After Rumsfeld ramped up the rhetoric with regards to Syria, British Foreign Minister Jack Straw announced that his country would have “nothing whatever” to do with military action against Syria — a country with which Straw said the British had “worked hard to try to improve relations.” Blair’s foreign affairs aide also ruled out a war with Iran, another country that Washington has targeted for verbal assaults.

“Iran is an emerging democracy and there would be no case whatsoever for taking any kind of (military) action (against it),” Straw said.

The Bush Administration does not have a taste for genuine international partnerships where both countries have a place in policy making — as the French learned when they raised questions about the president’s rush to war.
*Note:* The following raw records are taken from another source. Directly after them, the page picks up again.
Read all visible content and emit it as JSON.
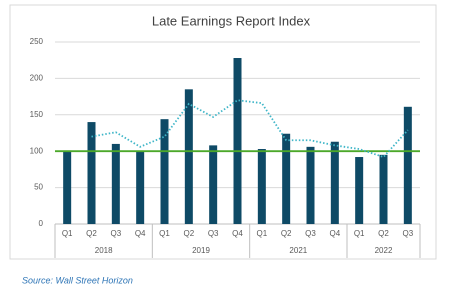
{
  "chart_data": {
    "type": "bar",
    "title": "Late Earnings Report Index",
    "groups": [
      {
        "label": "2018",
        "categories": [
          "Q1",
          "Q2",
          "Q3",
          "Q4"
        ]
      },
      {
        "label": "2019",
        "categories": [
          "Q1",
          "Q2",
          "Q3",
          "Q4"
        ]
      },
      {
        "label": "2021",
        "categories": [
          "Q1",
          "Q2",
          "Q3",
          "Q4"
        ]
      },
      {
        "label": "2022",
        "categories": [
          "Q1",
          "Q2",
          "Q3"
        ]
      }
    ],
    "series": [
      {
        "type": "bar",
        "color": "#0e4a66",
        "values": [
          101,
          140,
          110,
          100,
          144,
          185,
          108,
          228,
          103,
          124,
          106,
          113,
          92,
          95,
          161
        ]
      },
      {
        "type": "line",
        "color": "#3fb6c8",
        "dashed": true,
        "values": [
          null,
          120,
          126,
          106,
          120,
          165,
          147,
          170,
          166,
          115,
          115,
          108,
          103,
          92,
          129
        ]
      }
    ],
    "reference_line": {
      "value": 100,
      "color": "#4ca82a"
    },
    "ylim": [
      0,
      250
    ],
    "yticks": [
      0,
      50,
      100,
      150,
      200,
      250
    ],
    "grid": true,
    "source": "Source: Wall Street Horizon"
  }
}
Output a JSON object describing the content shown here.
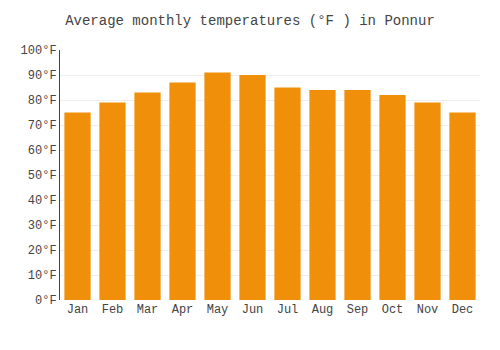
{
  "chart_data": {
    "type": "bar",
    "title": "Average monthly temperatures (°F ) in Ponnur",
    "categories": [
      "Jan",
      "Feb",
      "Mar",
      "Apr",
      "May",
      "Jun",
      "Jul",
      "Aug",
      "Sep",
      "Oct",
      "Nov",
      "Dec"
    ],
    "values": [
      75,
      79,
      83,
      87,
      91,
      90,
      85,
      84,
      84,
      82,
      79,
      75
    ],
    "color": "#F0900A",
    "ylim": [
      0,
      100
    ],
    "yticks": [
      {
        "value": 0,
        "label": "0°F"
      },
      {
        "value": 10,
        "label": "10°F"
      },
      {
        "value": 20,
        "label": "20°F"
      },
      {
        "value": 30,
        "label": "30°F"
      },
      {
        "value": 40,
        "label": "40°F"
      },
      {
        "value": 50,
        "label": "50°F"
      },
      {
        "value": 60,
        "label": "60°F"
      },
      {
        "value": 70,
        "label": "70°F"
      },
      {
        "value": 80,
        "label": "80°F"
      },
      {
        "value": 90,
        "label": "90°F"
      },
      {
        "value": 100,
        "label": "100°F"
      }
    ],
    "grid": true
  }
}
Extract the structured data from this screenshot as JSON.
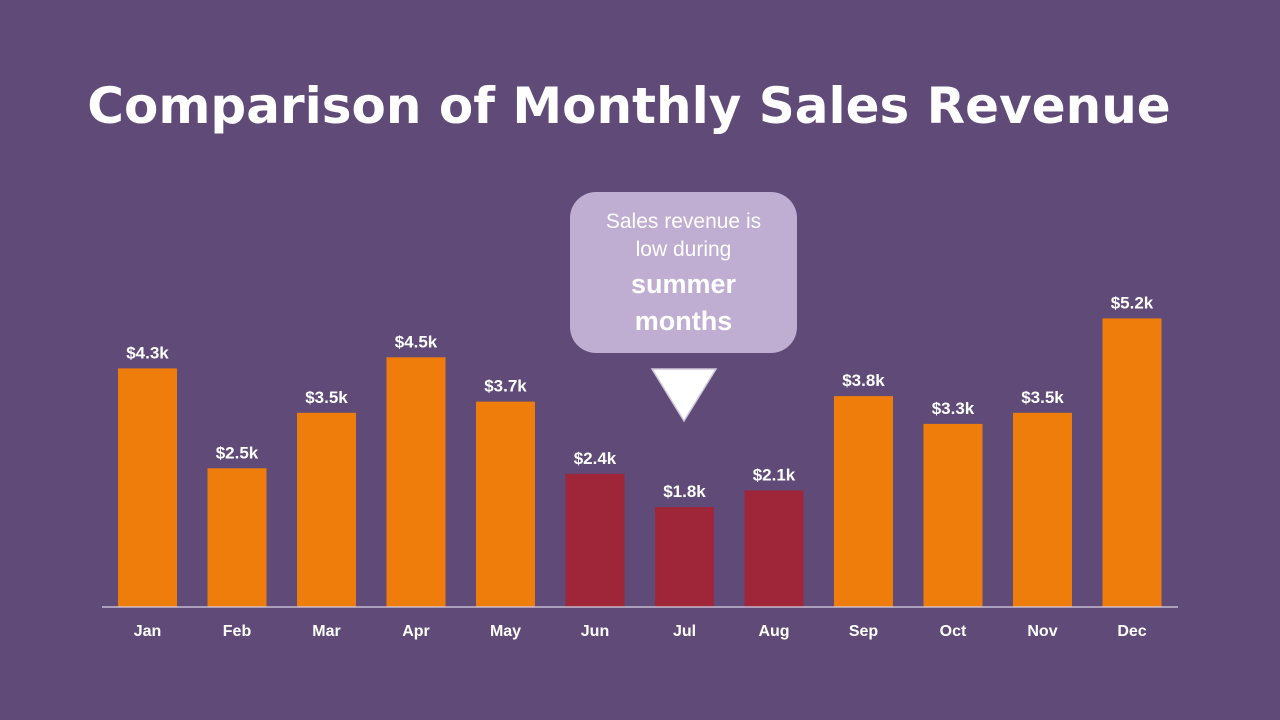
{
  "slide": {
    "background": "#5f4a78"
  },
  "callout": {
    "line1": "Sales revenue is",
    "line2": "low during",
    "line3": "summer",
    "line4": "months",
    "color": "#bfaed2"
  },
  "chart_data": {
    "type": "bar",
    "title": "Comparison of Monthly Sales Revenue",
    "xlabel": "",
    "ylabel": "",
    "grid": false,
    "categories": [
      "Jan",
      "Feb",
      "Mar",
      "Apr",
      "May",
      "Jun",
      "Jul",
      "Aug",
      "Sep",
      "Oct",
      "Nov",
      "Dec"
    ],
    "values": [
      4.3,
      2.5,
      3.5,
      4.5,
      3.7,
      2.4,
      1.8,
      2.1,
      3.8,
      3.3,
      3.5,
      5.2
    ],
    "data_labels": [
      "$4.3k",
      "$2.5k",
      "$3.5k",
      "$4.5k",
      "$3.7k",
      "$2.4k",
      "$1.8k",
      "$2.1k",
      "$3.8k",
      "$3.3k",
      "$3.5k",
      "$5.2k"
    ],
    "bar_colors": [
      "#ee7d0b",
      "#ee7d0b",
      "#ee7d0b",
      "#ee7d0b",
      "#ee7d0b",
      "#9e2638",
      "#9e2638",
      "#9e2638",
      "#ee7d0b",
      "#ee7d0b",
      "#ee7d0b",
      "#ee7d0b"
    ],
    "highlight_color": "#9e2638",
    "default_color": "#ee7d0b",
    "highlighted_categories": [
      "Jun",
      "Jul",
      "Aug"
    ],
    "ylim": [
      0,
      5.2
    ]
  }
}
But the “special relationship” between the US and Britain may cause some in the White House, the State Department and the Pentagon to pay attention to Jack Straw and the British government.

A great many Americans understand that it would be fiscal, political and practical madness to broaden the Iraq war into a regional struggle. But few Americans expect the president to listen to his fellow citizens on this question, as the Bush Administration has shown little respect for the demands of democracy — or the Constitution. Thus, the best hope for wisdom to win out over presidential whim may rest with the prospect that a sense of loyalty on the part of Bush, Rumsfeld and their team to the administration’s British allies will lead some in Washington to hear Jack Straw say “no.”